Does SpeedFusion Bonding route traffic through a Peplink Data Centre?

Hi all,

Still wrapping my head around the whole SD-WAN thing so maybe I’m way off the mark on this. From what I understand, any time you do seamless fail over, like SIP and so on, or speed bonding, you need to have a VPN or tunnel back to the SD WAN providers data centre, with all traffic going out from there, otherwise it’s impossible to fail a SIP call over from an active Cable line to DSL for example.

If I am correct in this understanding, then I would assume traffic needs to be routed to Peplink and then out to the Internet. If that’s the case, then I have a couple questions. 1) Where are these data centres located, as we are in Canada, so having traffic traverse through the United States is not possible for our customers, so wondering how that works. 2) Do you not need to pay Peplink for the actual bandwidth as well? If I have 3 1000Mbps fibre connections at my site and use this SpeedFusion then Peplink would of course need that same amount of bandwidth at the DC to handle my traffic, which wouldn’t be free to them. So also wondering how that all works or if I’m completely off the mark here.

We’re a managed services provider so looking to potentially partner with Peplink as a partner, so just researching and learning right now. Thanks!

1 Like

Yes you are right to take advantage of any of the hot failover / bonding technologies which are VPN based you need to route traffic from your location using a physical appliance that has the internet connectivity attached to another Peplink appliance hosted somewhere with enough bandwidth to act as a hop off point or hub to the internet,

Peplink doesn’t offer this service but sells the building blocks for you to host it yourself.

The current trend is to buy a FusionHub virtual appliance license and host that in the cloud (Azure / AWS / Google / or nearly any other hosting provider for that matter). Although some customers still buy the bigger balance hardware appliances (like the B710 - B2500) and host those in co-location datacenters in active passive HA pairs (but this is a little old fashioned in my opinion and doesn’t take advantage of the benefits of modern cloud based services).

Either way you can host the cloud/datacenter based appliance locally to you (geographically speaking) and you would pay the hosting provider for bandwidth.

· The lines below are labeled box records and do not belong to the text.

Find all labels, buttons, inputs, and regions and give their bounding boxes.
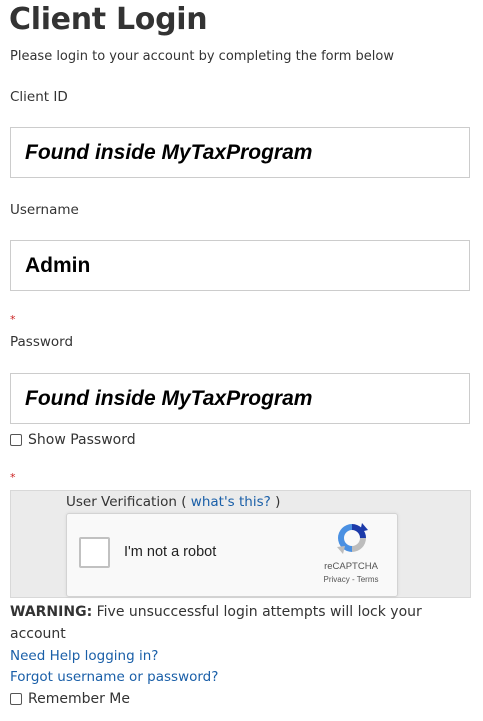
username-value: Admin [25, 253, 91, 277]
user-verification-label: User Verification ( what's this? ) [66, 494, 280, 510]
username-field[interactable]: Admin [10, 240, 470, 291]
password-value: Found inside MyTaxProgram [25, 386, 313, 410]
client-id-field[interactable]: Found inside MyTaxProgram [10, 127, 470, 178]
password-field[interactable]: Found inside MyTaxProgram [10, 373, 470, 424]
whats-this-link[interactable]: what's this? [191, 494, 271, 510]
remember-me-label: Remember Me [28, 691, 130, 707]
verification-required-marker: * [10, 471, 16, 484]
client-id-label: Client ID [10, 89, 68, 105]
password-required-marker: * [10, 313, 16, 326]
show-password-row[interactable]: Show Password [10, 432, 136, 448]
need-help-link[interactable]: Need Help logging in? [10, 648, 158, 664]
recaptcha-checkbox[interactable] [79, 537, 110, 568]
user-verification-text-end: ) [275, 494, 281, 510]
show-password-label: Show Password [28, 432, 136, 448]
page-subtitle: Please login to your account by completi… [10, 49, 394, 64]
user-verification-text: User Verification ( [66, 494, 187, 510]
client-id-value: Found inside MyTaxProgram [25, 140, 313, 164]
recaptcha-widget: I'm not a robot reCAPTCHA Privacy - Term… [66, 513, 398, 597]
remember-me-checkbox[interactable] [10, 693, 22, 705]
recaptcha-logo-icon [335, 521, 369, 559]
forgot-credentials-link[interactable]: Forgot username or password? [10, 669, 218, 685]
user-verification-panel: User Verification ( what's this? ) I'm n… [10, 490, 471, 598]
recaptcha-terms-link[interactable]: Privacy - Terms [315, 575, 387, 584]
username-label: Username [10, 202, 79, 218]
show-password-checkbox[interactable] [10, 434, 22, 446]
remember-me-row[interactable]: Remember Me [10, 691, 130, 707]
recaptcha-brand: reCAPTCHA [324, 561, 378, 572]
page-title: Client Login [9, 2, 208, 37]
warning-prefix: WARNING: [10, 604, 93, 620]
password-label: Password [10, 334, 74, 350]
lockout-warning: WARNING: Five unsuccessful login attempt… [10, 601, 465, 645]
recaptcha-label: I'm not a robot [124, 544, 217, 560]
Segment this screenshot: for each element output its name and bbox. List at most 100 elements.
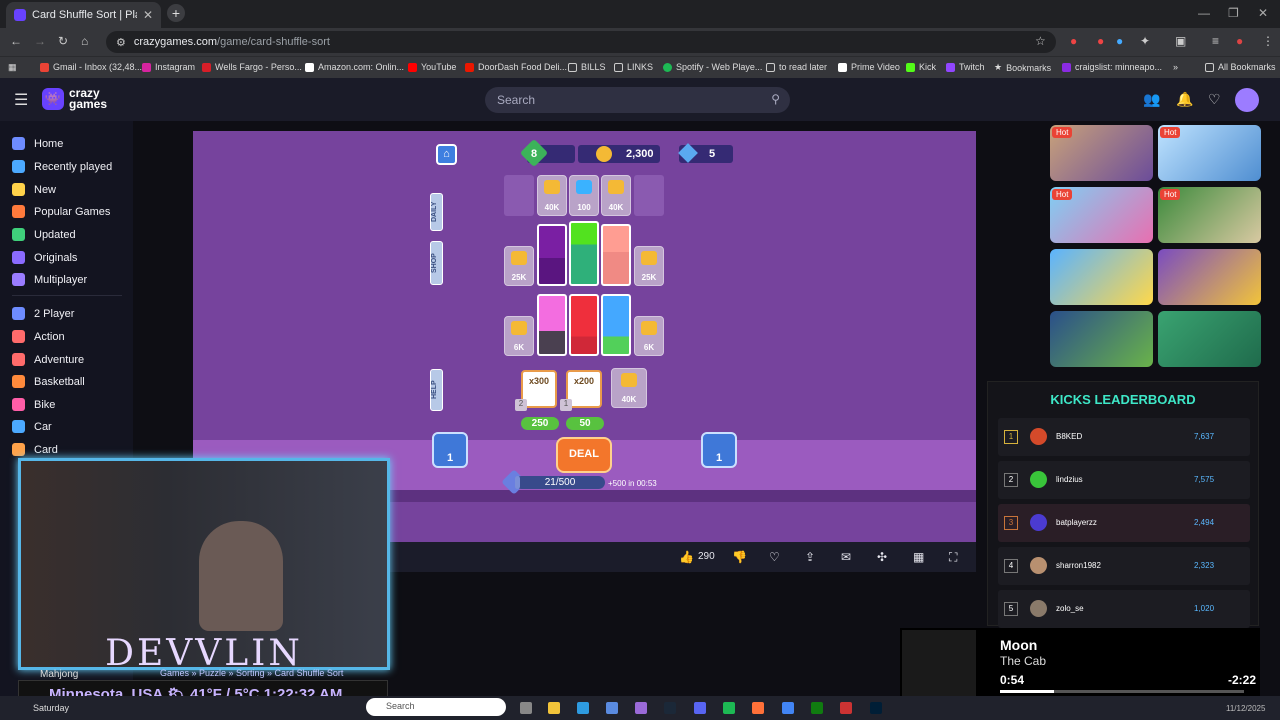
sidebar-item-originals[interactable]: Originals <box>12 251 77 264</box>
home-icon[interactable]: ⌂ <box>81 34 88 48</box>
all-bookmarks-button[interactable]: All Bookmarks <box>1205 62 1276 72</box>
deal-button[interactable]: DEAL <box>556 437 612 473</box>
game-thumbnail[interactable] <box>1050 311 1153 367</box>
bookmark-folder-read-later[interactable]: to read later <box>766 62 827 72</box>
card-stack-pink[interactable] <box>537 294 567 356</box>
firefox-icon[interactable] <box>752 702 764 714</box>
game-thumbnail[interactable] <box>1158 249 1261 305</box>
url-field[interactable]: ⚙ crazygames.com/game/card-shuffle-sort <box>106 31 1056 53</box>
help-button[interactable]: HELP <box>430 369 443 411</box>
game-home-button[interactable]: ⌂ <box>436 144 457 165</box>
game-thumbnail[interactable] <box>1158 311 1261 367</box>
hamburger-menu-icon[interactable]: ☰ <box>14 90 28 110</box>
task-view-icon[interactable] <box>520 702 532 714</box>
game-thumbnail[interactable]: Hot <box>1158 125 1261 181</box>
extensions-puzzle-icon[interactable]: ✦ <box>1140 34 1150 48</box>
sidepanel-icon[interactable]: ▣ <box>1175 34 1186 48</box>
sidebar-item-popular-games[interactable]: Popular Games <box>12 205 110 218</box>
user-avatar[interactable] <box>1235 88 1259 112</box>
sidebar-item-mahjong[interactable]: Mahjong <box>40 669 78 680</box>
extension-icon[interactable]: ● <box>1097 34 1104 48</box>
bookmark-overflow-button[interactable]: » <box>1173 62 1178 72</box>
locked-slot[interactable]: 25K <box>504 246 534 286</box>
crazygames-logo[interactable]: 👾 crazy games <box>42 87 107 110</box>
menu-list-icon[interactable]: ≡ <box>1212 34 1219 48</box>
browser-menu-icon[interactable]: ⋮ <box>1262 34 1274 48</box>
new-tab-button[interactable]: + <box>167 4 185 22</box>
profile-icon[interactable]: ● <box>1236 34 1243 48</box>
close-window-icon[interactable]: ✕ <box>1258 6 1268 20</box>
sidebar-item-2-player[interactable]: 2 Player <box>12 307 74 320</box>
apps-grid-icon[interactable]: ▦ <box>8 62 17 73</box>
taskbar-search[interactable]: Search <box>366 698 506 716</box>
favorite-heart-icon[interactable]: ♡ <box>769 550 780 564</box>
daily-button[interactable]: DAILY <box>430 193 443 231</box>
bookmark-twitch[interactable]: Twitch <box>946 62 985 72</box>
sidebar-item-updated[interactable]: Updated <box>12 228 76 241</box>
locked-slot[interactable]: 25K <box>634 246 664 286</box>
locked-slot[interactable]: 40K <box>601 175 631 216</box>
xbox-icon[interactable] <box>811 702 823 714</box>
extension-icon[interactable]: ● <box>1116 34 1123 48</box>
steam-icon[interactable] <box>664 702 676 714</box>
card-stack-blue[interactable] <box>601 294 631 356</box>
share-icon[interactable]: ⇪ <box>805 550 815 564</box>
sidebar-item-new[interactable]: New <box>12 183 56 196</box>
locked-slot[interactable]: 6K <box>504 316 534 356</box>
maximize-icon[interactable]: ❐ <box>1228 6 1239 20</box>
photoshop-icon[interactable] <box>870 702 882 714</box>
friends-icon[interactable]: 👥 <box>1143 91 1160 108</box>
sidebar-item-car[interactable]: Car <box>12 420 52 433</box>
powerup-bomb-button[interactable]: 1 <box>701 432 737 468</box>
sidebar-item-multiplayer[interactable]: Multiplayer <box>12 273 87 286</box>
forward-icon[interactable]: → <box>34 34 46 48</box>
reload-icon[interactable]: ↻ <box>58 34 68 48</box>
back-icon[interactable]: ← <box>10 34 22 48</box>
bookmark-kick[interactable]: Kick <box>906 62 936 72</box>
multiplier-cost-2[interactable]: 50 <box>566 417 604 430</box>
bookmark-folder-bookmarks[interactable]: ★ Bookmarks <box>994 62 1051 73</box>
copilot-icon[interactable] <box>635 702 647 714</box>
bookmark-prime-video[interactable]: Prime Video <box>838 62 900 72</box>
feedback-icon[interactable]: ✉ <box>841 550 851 564</box>
site-search-input[interactable]: Search ⚲ <box>485 87 790 113</box>
like-icon[interactable]: 👍 <box>679 550 694 564</box>
site-info-icon[interactable]: ⚙ <box>116 36 126 49</box>
app-icon[interactable] <box>840 702 852 714</box>
card-stack-purple[interactable] <box>537 224 567 286</box>
game-thumbnail[interactable]: Hot <box>1050 125 1153 181</box>
extension-icon[interactable]: ● <box>1070 34 1077 48</box>
locked-slot[interactable]: 40K <box>537 175 567 216</box>
close-tab-icon[interactable]: ✕ <box>143 8 153 22</box>
bookmark-gmail[interactable]: Gmail - Inbox (32,48... <box>40 62 142 72</box>
file-explorer-icon[interactable] <box>548 702 560 714</box>
store-icon[interactable] <box>606 702 618 714</box>
card-stack-red[interactable] <box>569 294 599 356</box>
search-icon[interactable]: ⚲ <box>771 92 780 106</box>
card-stack-green[interactable] <box>569 221 599 286</box>
game-thumbnail[interactable]: Hot <box>1158 187 1261 243</box>
shop-button[interactable]: SHOP <box>430 241 443 285</box>
game-thumbnail[interactable] <box>1050 249 1153 305</box>
theater-mode-icon[interactable]: ▦ <box>913 550 924 564</box>
edge-icon[interactable] <box>577 702 589 714</box>
game-thumbnail[interactable]: Hot <box>1050 187 1153 243</box>
browser-tab[interactable]: Card Shuffle Sort | Play on C ✕ <box>6 2 161 28</box>
favorites-heart-icon[interactable]: ♡ <box>1208 91 1221 108</box>
sidebar-item-recently-played[interactable]: Recently played <box>12 160 112 173</box>
minimize-icon[interactable]: — <box>1198 6 1210 20</box>
spotify-icon[interactable] <box>723 702 735 714</box>
locked-multiplier-slot[interactable]: 40K <box>611 368 647 408</box>
chrome-icon[interactable] <box>782 702 794 714</box>
bookmark-star-icon[interactable]: ☆ <box>1035 34 1046 48</box>
bookmark-doordash[interactable]: DoorDash Food Deli... <box>465 62 567 72</box>
bookmark-instagram[interactable]: Instagram <box>142 62 195 72</box>
controls-icon[interactable]: ✣ <box>877 550 887 564</box>
bookmark-youtube[interactable]: YouTube <box>408 62 456 72</box>
bookmark-wellsfargo[interactable]: Wells Fargo - Perso... <box>202 62 302 72</box>
bookmark-folder-links[interactable]: LINKS <box>614 62 653 72</box>
multiplier-cost-1[interactable]: 250 <box>521 417 559 430</box>
sidebar-item-card[interactable]: Card <box>12 443 58 456</box>
notifications-bell-icon[interactable]: 🔔 <box>1176 91 1193 108</box>
fullscreen-icon[interactable]: ⛶ <box>949 550 957 565</box>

The biggest Balance router available (B2500) has a 2Gbps SpeedFusion Bandwidth limitation, but I would suspect that with 3 x 1Gbps links bandwidth bonding isn’t the driving force behind this requirement but rather service session reliabiliy - and so you’ll need to think about how much bandwidth those services will require so you can size the hub appliance properly.

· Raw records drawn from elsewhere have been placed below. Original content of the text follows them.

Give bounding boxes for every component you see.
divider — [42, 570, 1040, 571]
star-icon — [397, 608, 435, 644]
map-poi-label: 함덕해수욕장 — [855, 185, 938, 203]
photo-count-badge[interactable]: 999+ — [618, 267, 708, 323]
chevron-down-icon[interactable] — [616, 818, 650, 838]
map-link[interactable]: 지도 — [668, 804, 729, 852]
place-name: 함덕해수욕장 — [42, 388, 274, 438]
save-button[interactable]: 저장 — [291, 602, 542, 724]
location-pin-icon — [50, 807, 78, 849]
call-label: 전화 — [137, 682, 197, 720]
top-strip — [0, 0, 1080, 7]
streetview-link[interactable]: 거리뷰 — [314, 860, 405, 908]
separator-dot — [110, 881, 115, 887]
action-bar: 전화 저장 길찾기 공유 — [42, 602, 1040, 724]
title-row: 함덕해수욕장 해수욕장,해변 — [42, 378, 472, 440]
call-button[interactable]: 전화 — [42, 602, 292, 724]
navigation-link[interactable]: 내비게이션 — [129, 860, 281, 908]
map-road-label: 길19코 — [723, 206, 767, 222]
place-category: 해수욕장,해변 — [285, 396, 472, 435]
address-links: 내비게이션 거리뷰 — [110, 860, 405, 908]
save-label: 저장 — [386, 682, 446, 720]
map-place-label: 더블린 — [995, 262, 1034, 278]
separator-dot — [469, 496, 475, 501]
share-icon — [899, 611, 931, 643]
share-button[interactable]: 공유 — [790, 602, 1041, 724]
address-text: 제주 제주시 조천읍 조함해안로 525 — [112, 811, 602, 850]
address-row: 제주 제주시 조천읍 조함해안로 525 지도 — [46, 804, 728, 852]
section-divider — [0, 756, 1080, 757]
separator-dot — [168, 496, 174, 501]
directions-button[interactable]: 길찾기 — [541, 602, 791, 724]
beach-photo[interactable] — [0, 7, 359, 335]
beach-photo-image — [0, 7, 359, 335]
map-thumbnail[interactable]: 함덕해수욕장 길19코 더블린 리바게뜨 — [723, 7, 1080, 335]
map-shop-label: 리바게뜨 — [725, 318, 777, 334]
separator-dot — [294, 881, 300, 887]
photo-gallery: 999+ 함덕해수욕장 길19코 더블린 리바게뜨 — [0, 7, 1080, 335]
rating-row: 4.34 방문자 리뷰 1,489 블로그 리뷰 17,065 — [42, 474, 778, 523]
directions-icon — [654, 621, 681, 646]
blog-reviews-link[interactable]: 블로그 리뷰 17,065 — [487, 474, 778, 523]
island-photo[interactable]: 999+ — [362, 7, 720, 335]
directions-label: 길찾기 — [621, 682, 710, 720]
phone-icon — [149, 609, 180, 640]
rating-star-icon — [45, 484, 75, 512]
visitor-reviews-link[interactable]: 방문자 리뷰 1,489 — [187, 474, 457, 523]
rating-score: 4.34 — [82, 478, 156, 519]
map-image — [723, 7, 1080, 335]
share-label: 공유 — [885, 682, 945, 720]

Personally my preference is to host multiple smaller FusionHub appliances in multiple datacenters and split customers and traffic between them. You can then link the Fusionhubs together using PepVPN to allow mesh routing between them in the cloud to provide routing between remote sites that are connected to different FusionHubs.

1 Like

That’s very helpful, I’ll read through this in detail later. Was checking the Peplink site a ton but didn’t really see anything indicating if they had their own DC for this or if I do it myself so to speak. So that makes sense, thanks!